Groundwater dating is important to many studies of hydrologic systems, and radiocarbon dating is one of the most common radiometric techniques employed. Chapters 17, 18 and 19 treat theory and application of groundwater dating with dissolved inorganic carbon (DIC). A major source of uncertainty in radiocarbon dating of groundwater is the reconstruction of the geochemical processes in the aquifer involving carbon. In this chapter, we review published studies of the isotope geochemistry of dissolved organic carbon (DOC) in groundwater. We discuss studies of gases in the unsaturated zone, insofar as they impact the organic geochemistry of groundwater. Despite the relatively immature state of knowledge in these areas, importance of such studies to the overall understanding of carbon geochemistry in groundwater is clear. For example, some DOC components may oxidize to DIC within the aquifer, thus affecting the 14C of the DIC. In many groundwater systems, the 14C content of organic fractions will probably be an important link to understanding both the origin of DOC and DIC and the age relations among the soluble carbon species present. To date, the success of the application of radiocarbon dating in hydrogeologic studies has depended almost entirely on 14C measurements of DIC in groundwater. As other chapters in this volume demonstrate, this application has evolved to highly sophisticated and computer-dependent modeling techniques, requiring as much information as possible about sources and sinks of dissolved carbon.

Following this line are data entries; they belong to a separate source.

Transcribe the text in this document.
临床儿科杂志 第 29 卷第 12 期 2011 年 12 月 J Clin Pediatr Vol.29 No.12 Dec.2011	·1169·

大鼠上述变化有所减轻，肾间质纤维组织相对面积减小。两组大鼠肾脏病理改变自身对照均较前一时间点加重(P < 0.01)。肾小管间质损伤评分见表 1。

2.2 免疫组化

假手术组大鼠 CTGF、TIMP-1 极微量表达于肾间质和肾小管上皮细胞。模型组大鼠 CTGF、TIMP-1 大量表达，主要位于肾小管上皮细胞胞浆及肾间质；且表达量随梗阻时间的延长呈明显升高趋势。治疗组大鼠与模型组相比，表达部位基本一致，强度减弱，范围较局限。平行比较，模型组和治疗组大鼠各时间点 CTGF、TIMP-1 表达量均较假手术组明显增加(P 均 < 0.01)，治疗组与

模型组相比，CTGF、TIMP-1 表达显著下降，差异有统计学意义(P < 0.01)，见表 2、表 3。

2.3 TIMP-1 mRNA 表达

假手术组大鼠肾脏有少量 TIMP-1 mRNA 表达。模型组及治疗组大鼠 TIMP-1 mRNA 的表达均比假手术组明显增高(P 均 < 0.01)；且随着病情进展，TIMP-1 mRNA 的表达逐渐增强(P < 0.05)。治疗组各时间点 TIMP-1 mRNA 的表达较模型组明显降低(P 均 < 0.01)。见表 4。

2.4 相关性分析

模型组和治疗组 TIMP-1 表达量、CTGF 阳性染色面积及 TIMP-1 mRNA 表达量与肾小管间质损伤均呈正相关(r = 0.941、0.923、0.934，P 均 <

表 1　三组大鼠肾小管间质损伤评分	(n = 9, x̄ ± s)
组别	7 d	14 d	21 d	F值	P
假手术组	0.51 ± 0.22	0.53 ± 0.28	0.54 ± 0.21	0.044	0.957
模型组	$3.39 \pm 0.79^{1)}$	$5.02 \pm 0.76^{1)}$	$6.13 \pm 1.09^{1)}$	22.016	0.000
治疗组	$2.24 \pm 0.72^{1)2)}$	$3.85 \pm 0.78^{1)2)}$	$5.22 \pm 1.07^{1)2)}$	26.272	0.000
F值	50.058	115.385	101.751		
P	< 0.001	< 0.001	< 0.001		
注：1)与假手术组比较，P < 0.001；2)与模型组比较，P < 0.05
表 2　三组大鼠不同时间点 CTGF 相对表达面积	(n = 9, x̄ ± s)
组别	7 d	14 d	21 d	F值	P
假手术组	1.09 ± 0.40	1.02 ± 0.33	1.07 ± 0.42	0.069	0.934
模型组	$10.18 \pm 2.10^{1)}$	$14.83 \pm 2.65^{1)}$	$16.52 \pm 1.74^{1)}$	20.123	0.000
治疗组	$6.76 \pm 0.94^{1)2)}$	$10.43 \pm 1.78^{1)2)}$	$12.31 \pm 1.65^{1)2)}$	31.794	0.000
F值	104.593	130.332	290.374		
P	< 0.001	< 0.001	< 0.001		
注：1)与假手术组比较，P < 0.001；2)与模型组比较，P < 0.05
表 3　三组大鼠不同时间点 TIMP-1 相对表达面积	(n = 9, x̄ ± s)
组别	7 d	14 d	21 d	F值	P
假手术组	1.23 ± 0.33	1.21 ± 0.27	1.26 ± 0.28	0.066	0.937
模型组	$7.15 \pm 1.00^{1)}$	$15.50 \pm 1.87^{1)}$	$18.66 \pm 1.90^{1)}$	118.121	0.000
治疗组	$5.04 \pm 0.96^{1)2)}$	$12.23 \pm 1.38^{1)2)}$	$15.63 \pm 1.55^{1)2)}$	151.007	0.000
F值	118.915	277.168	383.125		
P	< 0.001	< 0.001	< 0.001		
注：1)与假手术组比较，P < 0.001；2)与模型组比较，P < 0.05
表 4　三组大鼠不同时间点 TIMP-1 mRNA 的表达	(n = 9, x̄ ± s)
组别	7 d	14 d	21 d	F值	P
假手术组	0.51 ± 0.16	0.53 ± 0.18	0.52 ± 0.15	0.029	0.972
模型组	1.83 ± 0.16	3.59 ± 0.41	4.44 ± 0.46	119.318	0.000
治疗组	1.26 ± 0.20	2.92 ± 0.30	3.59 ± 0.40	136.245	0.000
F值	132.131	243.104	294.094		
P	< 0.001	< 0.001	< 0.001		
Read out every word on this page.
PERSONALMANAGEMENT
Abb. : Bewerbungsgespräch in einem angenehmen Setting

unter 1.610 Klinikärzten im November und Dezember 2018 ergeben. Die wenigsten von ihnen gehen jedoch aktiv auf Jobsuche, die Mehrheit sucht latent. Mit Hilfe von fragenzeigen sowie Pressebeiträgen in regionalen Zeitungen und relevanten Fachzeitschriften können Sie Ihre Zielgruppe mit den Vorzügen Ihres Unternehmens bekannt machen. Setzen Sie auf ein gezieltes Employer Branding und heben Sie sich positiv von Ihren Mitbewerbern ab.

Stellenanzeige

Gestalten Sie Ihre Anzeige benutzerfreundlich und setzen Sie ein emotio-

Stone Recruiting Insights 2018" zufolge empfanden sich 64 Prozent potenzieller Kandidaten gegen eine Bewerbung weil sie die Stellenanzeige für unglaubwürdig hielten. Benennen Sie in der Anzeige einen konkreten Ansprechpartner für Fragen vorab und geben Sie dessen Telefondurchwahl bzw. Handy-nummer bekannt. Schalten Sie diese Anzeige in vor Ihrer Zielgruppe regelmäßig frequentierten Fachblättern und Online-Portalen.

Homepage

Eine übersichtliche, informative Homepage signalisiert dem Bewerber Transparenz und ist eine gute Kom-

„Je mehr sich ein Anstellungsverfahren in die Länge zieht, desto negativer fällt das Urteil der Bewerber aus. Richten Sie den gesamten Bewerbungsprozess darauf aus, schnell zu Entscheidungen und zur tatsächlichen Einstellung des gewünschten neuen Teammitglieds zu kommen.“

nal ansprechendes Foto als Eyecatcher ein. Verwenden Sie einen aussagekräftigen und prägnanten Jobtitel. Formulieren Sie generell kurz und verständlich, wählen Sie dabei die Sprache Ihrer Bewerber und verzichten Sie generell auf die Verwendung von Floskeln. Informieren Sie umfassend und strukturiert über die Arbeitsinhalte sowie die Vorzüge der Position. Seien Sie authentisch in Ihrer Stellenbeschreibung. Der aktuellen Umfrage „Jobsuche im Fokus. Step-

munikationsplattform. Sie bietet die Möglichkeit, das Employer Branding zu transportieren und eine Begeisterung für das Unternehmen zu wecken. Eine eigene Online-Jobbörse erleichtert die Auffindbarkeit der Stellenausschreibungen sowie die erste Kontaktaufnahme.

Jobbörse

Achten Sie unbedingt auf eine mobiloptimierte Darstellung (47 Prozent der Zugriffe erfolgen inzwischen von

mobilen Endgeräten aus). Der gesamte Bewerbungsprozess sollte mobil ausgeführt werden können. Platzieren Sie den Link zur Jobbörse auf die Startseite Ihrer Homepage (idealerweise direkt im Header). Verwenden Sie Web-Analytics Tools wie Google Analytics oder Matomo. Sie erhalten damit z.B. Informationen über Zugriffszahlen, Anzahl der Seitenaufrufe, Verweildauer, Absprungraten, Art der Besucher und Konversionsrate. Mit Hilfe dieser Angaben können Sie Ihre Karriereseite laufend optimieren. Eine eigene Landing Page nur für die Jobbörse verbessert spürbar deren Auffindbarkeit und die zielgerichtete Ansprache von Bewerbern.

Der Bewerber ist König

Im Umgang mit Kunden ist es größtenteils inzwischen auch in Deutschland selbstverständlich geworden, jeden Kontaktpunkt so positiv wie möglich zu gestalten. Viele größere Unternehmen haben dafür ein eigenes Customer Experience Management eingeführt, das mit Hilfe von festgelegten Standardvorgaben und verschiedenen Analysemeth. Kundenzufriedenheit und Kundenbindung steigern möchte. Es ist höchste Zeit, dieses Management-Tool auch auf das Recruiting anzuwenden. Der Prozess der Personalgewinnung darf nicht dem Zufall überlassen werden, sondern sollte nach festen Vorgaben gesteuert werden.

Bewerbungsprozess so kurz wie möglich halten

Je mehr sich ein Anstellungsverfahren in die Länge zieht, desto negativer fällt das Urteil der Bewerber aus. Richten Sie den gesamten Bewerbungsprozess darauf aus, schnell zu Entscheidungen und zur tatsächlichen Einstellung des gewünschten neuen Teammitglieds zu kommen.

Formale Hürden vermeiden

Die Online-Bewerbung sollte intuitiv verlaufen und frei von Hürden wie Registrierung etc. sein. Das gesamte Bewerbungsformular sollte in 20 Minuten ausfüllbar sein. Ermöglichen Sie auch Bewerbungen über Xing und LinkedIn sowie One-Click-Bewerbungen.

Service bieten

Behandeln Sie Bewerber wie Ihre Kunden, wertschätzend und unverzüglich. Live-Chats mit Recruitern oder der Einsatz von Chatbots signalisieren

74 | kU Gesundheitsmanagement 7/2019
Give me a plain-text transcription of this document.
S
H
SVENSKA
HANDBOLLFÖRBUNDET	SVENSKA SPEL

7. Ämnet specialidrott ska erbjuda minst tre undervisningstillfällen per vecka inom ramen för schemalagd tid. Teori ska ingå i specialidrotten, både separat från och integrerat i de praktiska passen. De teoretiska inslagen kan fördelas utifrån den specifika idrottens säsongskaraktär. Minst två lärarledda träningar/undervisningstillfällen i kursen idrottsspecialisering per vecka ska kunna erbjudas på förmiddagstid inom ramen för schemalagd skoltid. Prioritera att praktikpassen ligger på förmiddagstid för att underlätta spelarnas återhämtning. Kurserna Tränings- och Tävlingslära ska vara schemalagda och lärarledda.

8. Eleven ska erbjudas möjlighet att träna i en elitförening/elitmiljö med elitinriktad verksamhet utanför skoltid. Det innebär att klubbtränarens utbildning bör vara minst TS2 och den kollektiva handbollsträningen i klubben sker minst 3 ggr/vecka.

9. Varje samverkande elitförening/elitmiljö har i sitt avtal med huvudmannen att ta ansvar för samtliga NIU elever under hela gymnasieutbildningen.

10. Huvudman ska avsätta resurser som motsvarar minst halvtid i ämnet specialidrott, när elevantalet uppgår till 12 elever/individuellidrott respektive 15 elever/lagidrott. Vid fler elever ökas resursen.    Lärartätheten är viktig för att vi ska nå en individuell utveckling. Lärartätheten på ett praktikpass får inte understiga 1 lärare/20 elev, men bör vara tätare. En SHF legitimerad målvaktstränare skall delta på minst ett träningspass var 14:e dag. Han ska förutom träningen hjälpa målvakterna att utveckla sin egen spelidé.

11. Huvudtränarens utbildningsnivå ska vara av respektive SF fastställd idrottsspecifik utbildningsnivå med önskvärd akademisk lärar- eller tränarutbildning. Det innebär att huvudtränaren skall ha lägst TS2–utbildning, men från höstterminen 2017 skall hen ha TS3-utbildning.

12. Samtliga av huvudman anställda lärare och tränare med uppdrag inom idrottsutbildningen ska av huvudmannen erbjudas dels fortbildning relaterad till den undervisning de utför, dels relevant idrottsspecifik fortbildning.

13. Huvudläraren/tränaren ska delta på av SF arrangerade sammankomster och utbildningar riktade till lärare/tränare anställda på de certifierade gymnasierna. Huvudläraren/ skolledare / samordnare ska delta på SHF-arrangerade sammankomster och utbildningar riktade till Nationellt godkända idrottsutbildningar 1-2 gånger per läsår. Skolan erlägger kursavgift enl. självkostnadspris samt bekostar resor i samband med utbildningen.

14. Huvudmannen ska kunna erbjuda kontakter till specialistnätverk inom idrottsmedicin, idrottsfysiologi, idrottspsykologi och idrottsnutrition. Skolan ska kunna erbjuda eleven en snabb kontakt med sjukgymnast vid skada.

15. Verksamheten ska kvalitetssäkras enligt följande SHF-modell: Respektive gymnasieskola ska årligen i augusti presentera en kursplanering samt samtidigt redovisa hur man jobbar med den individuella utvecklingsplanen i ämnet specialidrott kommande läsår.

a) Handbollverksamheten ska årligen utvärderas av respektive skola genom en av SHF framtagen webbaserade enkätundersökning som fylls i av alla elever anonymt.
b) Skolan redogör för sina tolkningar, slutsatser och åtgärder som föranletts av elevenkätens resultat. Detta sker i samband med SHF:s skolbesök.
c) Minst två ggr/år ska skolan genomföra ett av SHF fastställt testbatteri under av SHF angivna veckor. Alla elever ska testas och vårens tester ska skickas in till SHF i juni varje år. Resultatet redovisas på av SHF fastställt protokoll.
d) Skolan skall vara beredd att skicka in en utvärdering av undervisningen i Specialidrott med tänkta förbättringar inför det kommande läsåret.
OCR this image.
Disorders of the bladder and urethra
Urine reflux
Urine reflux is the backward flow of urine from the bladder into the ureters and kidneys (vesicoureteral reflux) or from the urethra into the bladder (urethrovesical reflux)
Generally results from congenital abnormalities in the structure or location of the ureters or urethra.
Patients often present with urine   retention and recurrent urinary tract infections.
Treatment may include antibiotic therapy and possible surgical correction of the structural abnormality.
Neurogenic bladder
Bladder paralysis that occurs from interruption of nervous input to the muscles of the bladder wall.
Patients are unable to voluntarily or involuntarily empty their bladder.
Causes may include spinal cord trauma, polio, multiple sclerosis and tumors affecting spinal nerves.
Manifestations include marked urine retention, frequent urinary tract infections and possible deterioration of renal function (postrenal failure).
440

However, as DOC is part of the groundwater carbon inventory, groundwater models for 14C dating are incomplete without knowledge of the role of DOC. Additionally, the 14C in certain fractions of DOC may yield independent estimates of age. In contrast to groundwater DIC 14C studies, the hydrologic interpretation of 14C measurements of DOC is still in its infancy. Reasons for this comparatively primitive stage of development are the difficulty of extracting and isolating DOC, the low carbon yield from extraction; hence, the requirement that 14C be measured by accelerator mass spectrometry (AMS), and the complexity of the geochemistry of DOC in groundwater. In view of these handicaps, what compensating advantages make 14C information on DOC worth pursuing?